Lambent/Arsenic-Shahrazad-12B-v4.4 is a 12 billion parameter language model with a 32768 token context length, developed by Lambent. This iteration, a continuation of the 4.3 lineage, focuses on refining writing craft through a sophisticated training methodology. It utilizes Gemma 4 31b as a judge during the training process, ensuring a high standard for generated text.

Training Methodology

The model underwent over 600 steps of RLVR GRPO (Reinforcement Learning from Very-Good Responses with Policy Optimization) specifically targeting 'spicy roleplaying first-turns'. This was followed by DPO (Direct Preference Optimization), which included self-rewrites of problematic trajectories identified during RLVR. The training involved running 5 seeds at a low batch size to explore diverse outputs, which were then merged using the Karcher Mean method.

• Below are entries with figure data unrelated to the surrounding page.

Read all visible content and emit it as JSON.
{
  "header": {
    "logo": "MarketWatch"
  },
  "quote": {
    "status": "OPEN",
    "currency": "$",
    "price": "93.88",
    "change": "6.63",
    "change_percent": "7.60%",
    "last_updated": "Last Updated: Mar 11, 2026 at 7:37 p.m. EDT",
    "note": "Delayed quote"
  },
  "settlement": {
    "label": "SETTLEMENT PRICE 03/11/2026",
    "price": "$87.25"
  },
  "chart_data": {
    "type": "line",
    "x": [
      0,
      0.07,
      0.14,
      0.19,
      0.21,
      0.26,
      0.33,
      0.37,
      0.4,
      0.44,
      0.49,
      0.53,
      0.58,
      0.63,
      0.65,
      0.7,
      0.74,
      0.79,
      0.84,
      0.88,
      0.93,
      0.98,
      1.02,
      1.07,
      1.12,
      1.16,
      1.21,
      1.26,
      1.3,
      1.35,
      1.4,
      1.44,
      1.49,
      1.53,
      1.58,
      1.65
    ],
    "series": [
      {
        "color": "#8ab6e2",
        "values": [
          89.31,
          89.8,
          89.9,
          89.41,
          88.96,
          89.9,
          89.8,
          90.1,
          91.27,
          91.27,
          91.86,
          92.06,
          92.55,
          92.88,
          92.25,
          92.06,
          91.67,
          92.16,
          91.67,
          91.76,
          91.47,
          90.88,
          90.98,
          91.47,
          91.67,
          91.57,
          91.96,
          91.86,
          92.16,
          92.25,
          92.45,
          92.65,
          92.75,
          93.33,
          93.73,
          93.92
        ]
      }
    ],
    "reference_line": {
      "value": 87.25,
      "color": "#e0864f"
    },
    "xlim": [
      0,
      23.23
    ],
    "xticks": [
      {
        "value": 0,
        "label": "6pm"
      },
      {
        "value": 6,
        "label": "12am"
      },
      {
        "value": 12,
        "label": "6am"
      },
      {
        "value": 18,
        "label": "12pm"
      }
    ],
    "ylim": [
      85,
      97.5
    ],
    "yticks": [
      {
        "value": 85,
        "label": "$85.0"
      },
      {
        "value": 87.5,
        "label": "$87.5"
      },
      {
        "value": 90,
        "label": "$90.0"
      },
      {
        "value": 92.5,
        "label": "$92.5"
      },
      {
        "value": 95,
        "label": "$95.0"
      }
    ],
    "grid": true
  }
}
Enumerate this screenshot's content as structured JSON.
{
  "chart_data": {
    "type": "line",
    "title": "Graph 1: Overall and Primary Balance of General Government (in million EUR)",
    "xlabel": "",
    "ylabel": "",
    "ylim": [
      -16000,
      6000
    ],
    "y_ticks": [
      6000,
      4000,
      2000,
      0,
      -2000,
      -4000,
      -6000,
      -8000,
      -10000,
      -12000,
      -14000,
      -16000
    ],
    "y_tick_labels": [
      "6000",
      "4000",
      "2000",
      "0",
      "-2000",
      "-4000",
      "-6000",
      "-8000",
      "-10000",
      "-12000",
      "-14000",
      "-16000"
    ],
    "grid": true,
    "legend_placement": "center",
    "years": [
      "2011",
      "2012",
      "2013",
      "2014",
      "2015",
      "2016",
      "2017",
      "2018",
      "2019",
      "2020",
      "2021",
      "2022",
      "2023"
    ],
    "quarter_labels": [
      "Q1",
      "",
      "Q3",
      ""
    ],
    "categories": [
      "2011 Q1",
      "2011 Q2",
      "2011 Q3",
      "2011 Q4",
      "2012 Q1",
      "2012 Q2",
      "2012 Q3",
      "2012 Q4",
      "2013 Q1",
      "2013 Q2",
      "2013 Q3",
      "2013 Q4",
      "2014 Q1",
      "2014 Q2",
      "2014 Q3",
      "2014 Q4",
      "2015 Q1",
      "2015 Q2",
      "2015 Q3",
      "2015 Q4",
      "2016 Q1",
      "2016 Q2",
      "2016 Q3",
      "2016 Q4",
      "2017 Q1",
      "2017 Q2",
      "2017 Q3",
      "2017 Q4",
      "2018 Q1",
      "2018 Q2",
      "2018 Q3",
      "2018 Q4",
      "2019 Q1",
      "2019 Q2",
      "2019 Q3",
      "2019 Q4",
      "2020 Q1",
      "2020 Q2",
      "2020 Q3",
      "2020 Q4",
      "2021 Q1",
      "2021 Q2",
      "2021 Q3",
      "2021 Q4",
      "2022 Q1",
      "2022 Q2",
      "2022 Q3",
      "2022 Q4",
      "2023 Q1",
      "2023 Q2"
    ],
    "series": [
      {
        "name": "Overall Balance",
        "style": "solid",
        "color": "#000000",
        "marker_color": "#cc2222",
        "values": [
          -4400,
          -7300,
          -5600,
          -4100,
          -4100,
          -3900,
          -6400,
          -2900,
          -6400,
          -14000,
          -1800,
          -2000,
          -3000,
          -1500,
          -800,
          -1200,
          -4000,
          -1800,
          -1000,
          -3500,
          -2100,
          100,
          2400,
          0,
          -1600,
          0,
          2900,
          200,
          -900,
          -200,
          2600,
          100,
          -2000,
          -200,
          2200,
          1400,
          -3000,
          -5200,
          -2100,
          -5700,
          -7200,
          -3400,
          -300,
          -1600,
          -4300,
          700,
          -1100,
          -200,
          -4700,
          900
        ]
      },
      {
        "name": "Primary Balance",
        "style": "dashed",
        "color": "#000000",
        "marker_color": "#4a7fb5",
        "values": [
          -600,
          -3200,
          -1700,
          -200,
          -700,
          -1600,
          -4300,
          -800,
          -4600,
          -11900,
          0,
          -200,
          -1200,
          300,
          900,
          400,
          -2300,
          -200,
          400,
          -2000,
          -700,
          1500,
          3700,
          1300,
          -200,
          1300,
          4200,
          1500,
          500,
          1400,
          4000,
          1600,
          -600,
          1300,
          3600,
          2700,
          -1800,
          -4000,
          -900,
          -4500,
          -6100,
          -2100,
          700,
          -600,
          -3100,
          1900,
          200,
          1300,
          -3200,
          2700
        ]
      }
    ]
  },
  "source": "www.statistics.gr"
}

This approach aimed to address issues like 'godmoded POV' and enhance overall narrative quality.

Key Characteristics

  • Refined Writing Craft: Explicitly trained with a focus on improving the quality and nuance of generated text, particularly in creative and roleplaying contexts.
  • Advanced Fine-tuning: Leverages a combination of RLVR GRPO and DPO, with a powerful judge model (Gemma 4 31b) guiding the optimization process.
  • Merged Architecture: Created from a Karcher Mean merge of five distinct training seeds, contributing to a robust and well-rounded model.
  • Roleplay Optimization: Designed to excel in generating engaging and well-structured first-turns for roleplaying scenarios.

Use Cases

  • Creative Writing: Ideal for generating narrative content, character dialogue, and descriptive passages with a focus on writing quality.
  • Roleplaying Applications: Particularly suited for applications requiring nuanced and engaging responses in interactive storytelling or roleplay environments.
  • Content Generation: Can be used for generating diverse textual content where stylistic quality and narrative depth are important.